My sister and I visit her twice a week to check in on her, pull her away from the flickering on the screen if we can, just for a little. We know she is dead tonight in July when we come over and the house smells like cinnamon. It was our dad’s favorite scent. He used to sway in the kitchen Sunday mornings while baking sweet rolls, humming Aretha Franklin to himself.

Ain’t no way, for me to love you, if you won’t let me.

It ain’t no way, for me to give you all ya need

If you won’t let me give all of me

When he passed away (before the virus) our mother had an enormous candle made, infused with cinnamon oil. Every year, on the anniversary of his death, she would light it, and let it burn all day until she forgot he was gone. The night we find her is two months before the anniversary. She is in the bathtub fully clothed, the water lukewarm. She is dressed in a dark blue men’s suit, turning purple where it clings to her, and a pair of headphones in her ears which connect to a phone in the breast pocket. The coat floats around her along with the black cloud of her hair. It is as if all the color in her life is dissolving right here, like a pill. She didn’t want to be cured. She slammed head first into everything she ever wanted. The weight of it, all at once, crushed her like a bug.

“How are you feeling?”

“We’re going to have to start a Go Fund Me for the funeral costs”

“Janus!”

“What? How are you feeling?”

“It hasn’t hit me yet.”

We take a screenshot of our dead mom in our minds.

“Janus, I want to feel something.”

“Then feel it.”

“I can’t find it.”

“Then you don’t feel it.”

“Shut up! That’s our mother!”

“She had the virus, Jasmine. We knew what was happening.”

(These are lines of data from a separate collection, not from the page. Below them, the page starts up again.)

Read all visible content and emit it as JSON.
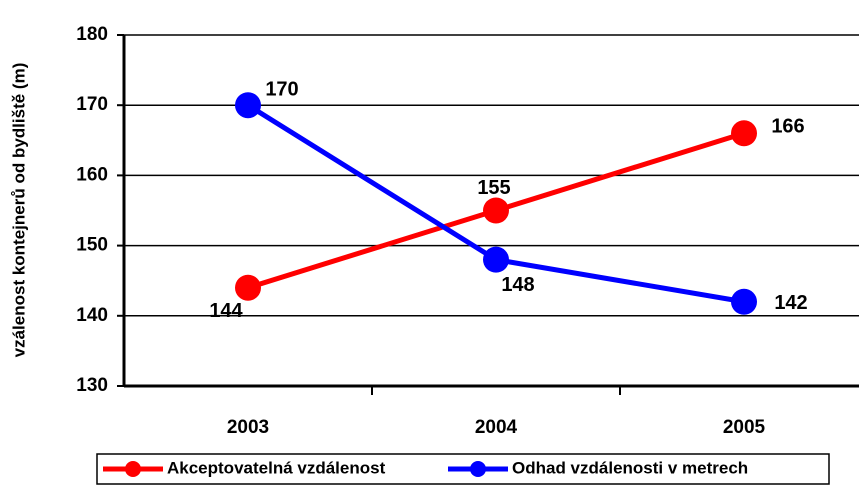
{
  "chart_data": {
    "type": "line",
    "y_label": "vzálenost kontejnerů od bydliště (m)",
    "categories": [
      "2003",
      "2004",
      "2005"
    ],
    "series": [
      {
        "name": "Akceptovatelná vzdálenost",
        "color": "#ff0000",
        "values": [
          144,
          155,
          166
        ]
      },
      {
        "name": "Odhad vzdálenosti v metrech",
        "color": "#0000ff",
        "values": [
          170,
          148,
          142
        ]
      }
    ],
    "ylim": [
      130,
      180
    ],
    "yticks": [
      130,
      140,
      150,
      160,
      170,
      180
    ],
    "grid": true,
    "legend": "bottom"
  }
}
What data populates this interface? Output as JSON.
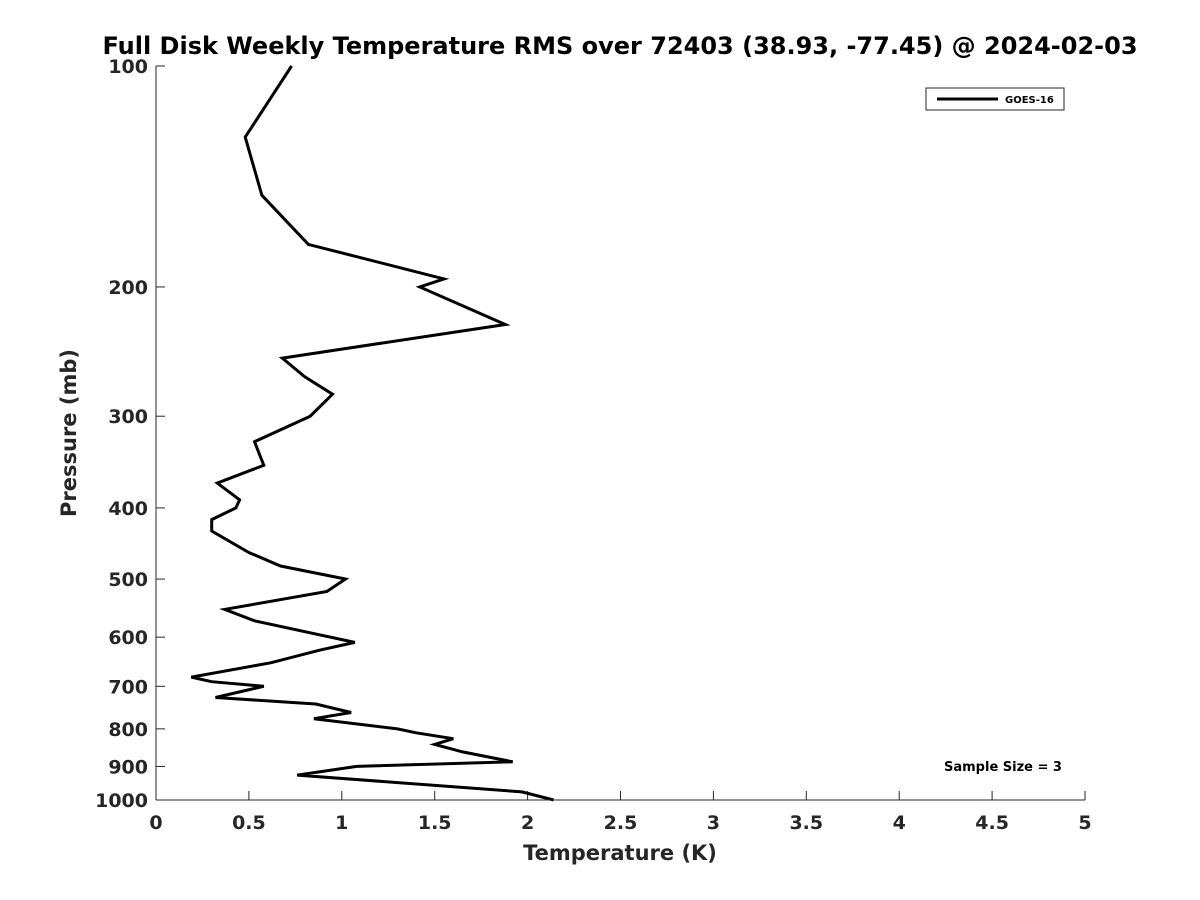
{
  "chart_data": {
    "type": "line",
    "title": "Full Disk Weekly Temperature RMS over 72403 (38.93, -77.45) @ 2024-02-03",
    "xlabel": "Temperature (K)",
    "ylabel": "Pressure (mb)",
    "xlim": [
      0,
      5
    ],
    "ylim": [
      100,
      1000
    ],
    "y_scale": "log",
    "y_reversed": true,
    "x_ticks": [
      "0",
      "0.5",
      "1",
      "1.5",
      "2",
      "2.5",
      "3",
      "3.5",
      "4",
      "4.5",
      "5"
    ],
    "y_ticks": [
      "100",
      "200",
      "300",
      "400",
      "500",
      "600",
      "700",
      "800",
      "900",
      "1000"
    ],
    "grid": false,
    "legend": {
      "placement": "top-right",
      "entries": [
        "GOES-16"
      ]
    },
    "annotation": "Sample Size = 3",
    "series": [
      {
        "name": "GOES-16",
        "color": "#000000",
        "points": [
          [
            0.73,
            100
          ],
          [
            0.48,
            125
          ],
          [
            0.57,
            150
          ],
          [
            0.82,
            175
          ],
          [
            1.55,
            195
          ],
          [
            1.42,
            200
          ],
          [
            1.88,
            225
          ],
          [
            0.68,
            250
          ],
          [
            0.8,
            265
          ],
          [
            0.95,
            280
          ],
          [
            0.83,
            300
          ],
          [
            0.53,
            325
          ],
          [
            0.58,
            350
          ],
          [
            0.33,
            370
          ],
          [
            0.45,
            390
          ],
          [
            0.43,
            400
          ],
          [
            0.3,
            415
          ],
          [
            0.3,
            430
          ],
          [
            0.5,
            460
          ],
          [
            0.67,
            480
          ],
          [
            1.02,
            500
          ],
          [
            0.92,
            520
          ],
          [
            0.37,
            550
          ],
          [
            0.53,
            570
          ],
          [
            1.07,
            610
          ],
          [
            0.88,
            625
          ],
          [
            0.62,
            650
          ],
          [
            0.19,
            680
          ],
          [
            0.3,
            690
          ],
          [
            0.58,
            700
          ],
          [
            0.32,
            725
          ],
          [
            0.86,
            740
          ],
          [
            1.05,
            760
          ],
          [
            0.85,
            775
          ],
          [
            1.3,
            800
          ],
          [
            1.4,
            810
          ],
          [
            1.6,
            825
          ],
          [
            1.5,
            840
          ],
          [
            1.65,
            860
          ],
          [
            1.92,
            887
          ],
          [
            1.08,
            900
          ],
          [
            0.76,
            925
          ],
          [
            1.97,
            975
          ],
          [
            2.14,
            1000
          ]
        ]
      }
    ]
  }
}
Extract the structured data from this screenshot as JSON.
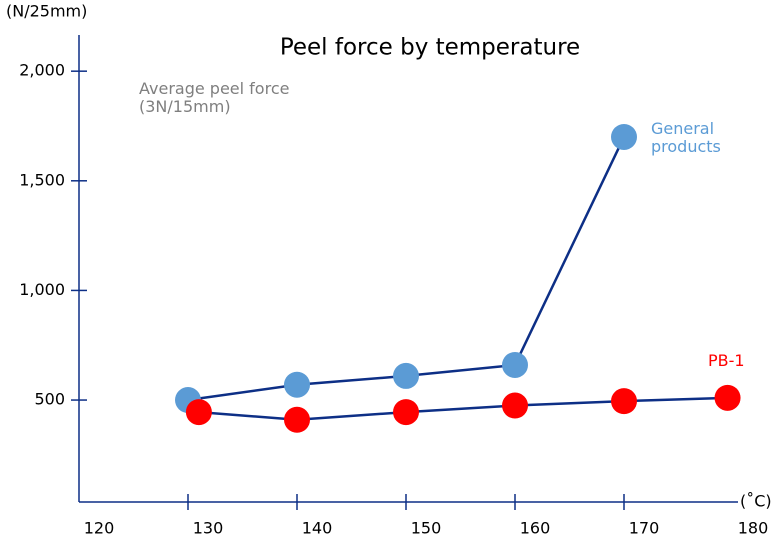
{
  "chart_data": {
    "type": "line",
    "title": "Peel force by temperature",
    "y_axis_label": "(N/25mm)",
    "x_axis_label": "(˚C)",
    "annotation": "Average peel force (3N/15mm)",
    "line_color": "#0d2f86",
    "xlim": [
      120,
      180
    ],
    "xticks": [
      120,
      130,
      140,
      150,
      160,
      170,
      180
    ],
    "ylim": [
      35,
      2165
    ],
    "yticks": [
      {
        "value": 500,
        "label": "500"
      },
      {
        "value": 1000,
        "label": "1,000"
      },
      {
        "value": 1500,
        "label": "1,500"
      },
      {
        "value": 2000,
        "label": "2,000"
      }
    ],
    "series": [
      {
        "name": "General products",
        "color": "#5b9bd5",
        "x": [
          130,
          140,
          150,
          160,
          170
        ],
        "values": [
          500,
          570,
          610,
          660,
          1700
        ]
      },
      {
        "name": "PB-1",
        "color": "#ff0000",
        "x": [
          131,
          140,
          150,
          160,
          170,
          179.5
        ],
        "values": [
          445,
          410,
          445,
          475,
          495,
          510
        ]
      }
    ]
  }
}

“I know, but I want it to hurt.”

We take a screenshot of a daughter and a son trying to cry at the foot of their maker.

“I’m sorry, mom. Mom, I’m sorry”

Jasmine starts undressing. Shoes, jeans, tank top, bra. My sister is naked in front of me. My mother is dressed and dead. She sticks her hand in the water, and cups it, palm by palm into her hair.

I am watching far away.

//

“I’m sorry you saw that Janus.”

“Shh, come here” I wrap my dripping sister in a towel, like a delivered infant. She gets dressed. I walk her to her car. The car pulls away— two cigarettes burn my sister out.

I’m with my dead mother in the bathroom, and she’s still dead. She looks like she died a little more when we left. There is a door in front of my heart, barely open at all. Quietly, I feel it shut.

I take a screen shot of a boy, alone, with his beginning and his end.

I know what I am doing, when I take the phone from my mother’s pocket. I know the price of entering is to lose my way back. I know His promise, that He will hollow me through, like a flute, but I want His wind, His music. I want to be the hole into which He sings His name. So, I do not wait for Him to find me. I don’t run from what I have become.

You want to know why I am trying to die this way. I want to ask you the same thing.

When I get home, I close the windows, and light three candles. I place my mother’s phone on the table, but I know that I’m the lamb.

I enter the password, my father’s birthdate, and I am afraid.

I am afraid for the first time in years, and I miss what it means to have fear.